Die Schwierigkeit In diesem komplexen Geflecht aus Übersetzung, kulturellen Codes, privaten Umständen, persönlichen Einstellungen, Einschätzung der zuständigen Stellen, aktuellen Rechtsvorschriften, Quotenvorschriften, Tagesform, Anwaltsbemühungen und eventuellen Traumata des Geflüchteten ein gerechtes Urteil von einer Einzelperson zu fällen, das über Leben und Tod eines Menschen entscheidet, wird an diesem Abend überdeutlich. Die Unzulänglichkeit der dafür zur Verfügung stehenden Mittel ebenso.
Die Handlungsebene (Autor:innen Mehdi Moradpour, Matin Soofi pour Omam, Peca Stefan) mag auf den ersten Blick arg konstruiert erscheinen.

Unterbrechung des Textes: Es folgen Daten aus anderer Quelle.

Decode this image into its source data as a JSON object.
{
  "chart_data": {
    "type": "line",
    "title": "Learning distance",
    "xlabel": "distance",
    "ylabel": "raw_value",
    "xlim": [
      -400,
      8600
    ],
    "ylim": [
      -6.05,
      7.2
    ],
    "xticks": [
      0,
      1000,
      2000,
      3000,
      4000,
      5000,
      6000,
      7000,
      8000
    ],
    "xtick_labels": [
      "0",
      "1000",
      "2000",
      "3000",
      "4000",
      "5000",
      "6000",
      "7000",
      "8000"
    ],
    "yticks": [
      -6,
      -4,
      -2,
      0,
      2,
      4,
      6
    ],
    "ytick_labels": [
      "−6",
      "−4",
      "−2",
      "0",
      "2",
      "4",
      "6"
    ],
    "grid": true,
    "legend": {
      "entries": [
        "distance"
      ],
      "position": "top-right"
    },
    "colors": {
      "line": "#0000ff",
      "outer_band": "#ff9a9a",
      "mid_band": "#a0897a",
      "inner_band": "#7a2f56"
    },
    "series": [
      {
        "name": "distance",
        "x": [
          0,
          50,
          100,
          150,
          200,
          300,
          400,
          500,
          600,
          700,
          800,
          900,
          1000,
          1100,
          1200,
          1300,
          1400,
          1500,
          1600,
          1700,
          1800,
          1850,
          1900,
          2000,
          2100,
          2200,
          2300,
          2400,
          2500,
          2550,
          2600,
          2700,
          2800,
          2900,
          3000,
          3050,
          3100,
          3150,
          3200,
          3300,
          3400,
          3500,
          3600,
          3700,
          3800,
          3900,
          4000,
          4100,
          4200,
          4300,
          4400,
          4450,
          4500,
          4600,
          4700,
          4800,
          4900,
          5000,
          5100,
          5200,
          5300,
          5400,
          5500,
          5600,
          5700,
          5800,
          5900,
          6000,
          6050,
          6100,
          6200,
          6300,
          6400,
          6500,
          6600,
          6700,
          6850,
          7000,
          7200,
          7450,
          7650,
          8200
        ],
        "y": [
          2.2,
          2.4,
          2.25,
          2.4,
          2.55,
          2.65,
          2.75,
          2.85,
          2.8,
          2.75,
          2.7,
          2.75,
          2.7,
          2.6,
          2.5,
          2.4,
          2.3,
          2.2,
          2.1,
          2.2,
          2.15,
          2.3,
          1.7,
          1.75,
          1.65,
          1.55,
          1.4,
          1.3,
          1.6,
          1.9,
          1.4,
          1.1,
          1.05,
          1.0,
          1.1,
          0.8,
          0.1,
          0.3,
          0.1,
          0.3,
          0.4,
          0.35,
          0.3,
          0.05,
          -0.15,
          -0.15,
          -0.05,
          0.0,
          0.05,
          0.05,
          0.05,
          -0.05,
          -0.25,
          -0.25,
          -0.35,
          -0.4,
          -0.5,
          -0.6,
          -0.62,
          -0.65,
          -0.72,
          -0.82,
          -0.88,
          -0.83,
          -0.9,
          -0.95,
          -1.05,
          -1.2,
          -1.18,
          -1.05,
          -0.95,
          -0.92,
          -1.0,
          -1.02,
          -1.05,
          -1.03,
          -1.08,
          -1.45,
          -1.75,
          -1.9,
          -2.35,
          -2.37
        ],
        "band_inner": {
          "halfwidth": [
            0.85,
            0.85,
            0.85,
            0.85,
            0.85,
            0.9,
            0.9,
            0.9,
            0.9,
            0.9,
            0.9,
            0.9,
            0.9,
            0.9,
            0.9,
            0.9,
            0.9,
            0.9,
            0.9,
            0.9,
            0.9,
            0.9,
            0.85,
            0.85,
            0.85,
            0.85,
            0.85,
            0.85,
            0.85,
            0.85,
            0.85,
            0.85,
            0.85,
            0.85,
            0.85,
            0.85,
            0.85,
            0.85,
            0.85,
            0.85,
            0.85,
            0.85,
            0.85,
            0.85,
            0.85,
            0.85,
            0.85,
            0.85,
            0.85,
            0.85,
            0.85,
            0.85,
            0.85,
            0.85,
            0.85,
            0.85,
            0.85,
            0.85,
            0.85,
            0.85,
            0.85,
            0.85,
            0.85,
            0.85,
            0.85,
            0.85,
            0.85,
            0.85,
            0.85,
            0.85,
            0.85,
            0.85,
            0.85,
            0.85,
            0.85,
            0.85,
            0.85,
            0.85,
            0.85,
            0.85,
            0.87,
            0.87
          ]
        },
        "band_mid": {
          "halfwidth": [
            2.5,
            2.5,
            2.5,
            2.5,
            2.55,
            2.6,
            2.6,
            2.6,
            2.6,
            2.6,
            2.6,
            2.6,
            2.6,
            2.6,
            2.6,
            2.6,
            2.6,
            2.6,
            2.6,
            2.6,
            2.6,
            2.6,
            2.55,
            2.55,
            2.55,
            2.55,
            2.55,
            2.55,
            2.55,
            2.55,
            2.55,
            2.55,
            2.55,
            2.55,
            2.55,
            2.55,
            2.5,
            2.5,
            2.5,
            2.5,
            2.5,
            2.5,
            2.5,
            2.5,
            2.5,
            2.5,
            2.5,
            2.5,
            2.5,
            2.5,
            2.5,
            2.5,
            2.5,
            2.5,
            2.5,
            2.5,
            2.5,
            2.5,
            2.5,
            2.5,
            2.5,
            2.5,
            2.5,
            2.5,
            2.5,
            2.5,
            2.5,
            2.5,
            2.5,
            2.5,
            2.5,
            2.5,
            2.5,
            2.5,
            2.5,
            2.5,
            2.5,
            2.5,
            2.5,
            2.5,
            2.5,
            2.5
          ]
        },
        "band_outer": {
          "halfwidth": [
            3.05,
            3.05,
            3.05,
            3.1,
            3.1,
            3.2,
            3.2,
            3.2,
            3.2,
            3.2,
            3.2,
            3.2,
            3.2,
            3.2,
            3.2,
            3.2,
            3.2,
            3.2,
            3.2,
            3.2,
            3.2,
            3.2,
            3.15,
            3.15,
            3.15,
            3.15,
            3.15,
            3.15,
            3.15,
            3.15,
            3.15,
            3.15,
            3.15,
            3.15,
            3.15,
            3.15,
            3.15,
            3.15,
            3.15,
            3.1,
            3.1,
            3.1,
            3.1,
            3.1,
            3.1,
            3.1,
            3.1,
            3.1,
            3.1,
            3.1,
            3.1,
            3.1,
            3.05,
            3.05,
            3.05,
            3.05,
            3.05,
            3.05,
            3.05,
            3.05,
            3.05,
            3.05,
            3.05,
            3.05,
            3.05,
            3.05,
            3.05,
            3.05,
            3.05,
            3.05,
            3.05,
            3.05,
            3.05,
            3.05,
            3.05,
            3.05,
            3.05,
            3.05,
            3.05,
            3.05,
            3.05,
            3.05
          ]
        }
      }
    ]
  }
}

Zumal wenn deutlich wird, dass die Richterin auch noch eine eigene Fluchtgeschichte besitzt. Sie hat sich von ihrem Mann getrennt, als sie mit ihrem Sohn aus der DDR in den Westen floh. Doch das transnationale Team schafft es, durch die geschickte Bühneninstallation (Afra Nohabar), das eingeflochtene experimentelle Cellospiel (auch Anke Retzlaff), die intelligente Filmbearbeitung (Daniel Hengst), das lenkende Ton- und Musikdesign (Nils Lauterbach) und die offenen Rollenwechsel so viele künstlerische Ebenen einzuziehen, dass man dieser Versuchsanordnung gerne folgt. Die Entscheidung der Richterin bleibt am Ende offen. Beide möglichen Urteile werden verlesen. Die Frage, welches von beiden das gerechtere wäre, wird an die Zuschauenden weitergereicht. Dank dieser Inszenierung haben sie nun genügend Vorwissen, um sich selbst ein Urteil zu bilden. Oder zu erkennen, wie schwierig dies ist.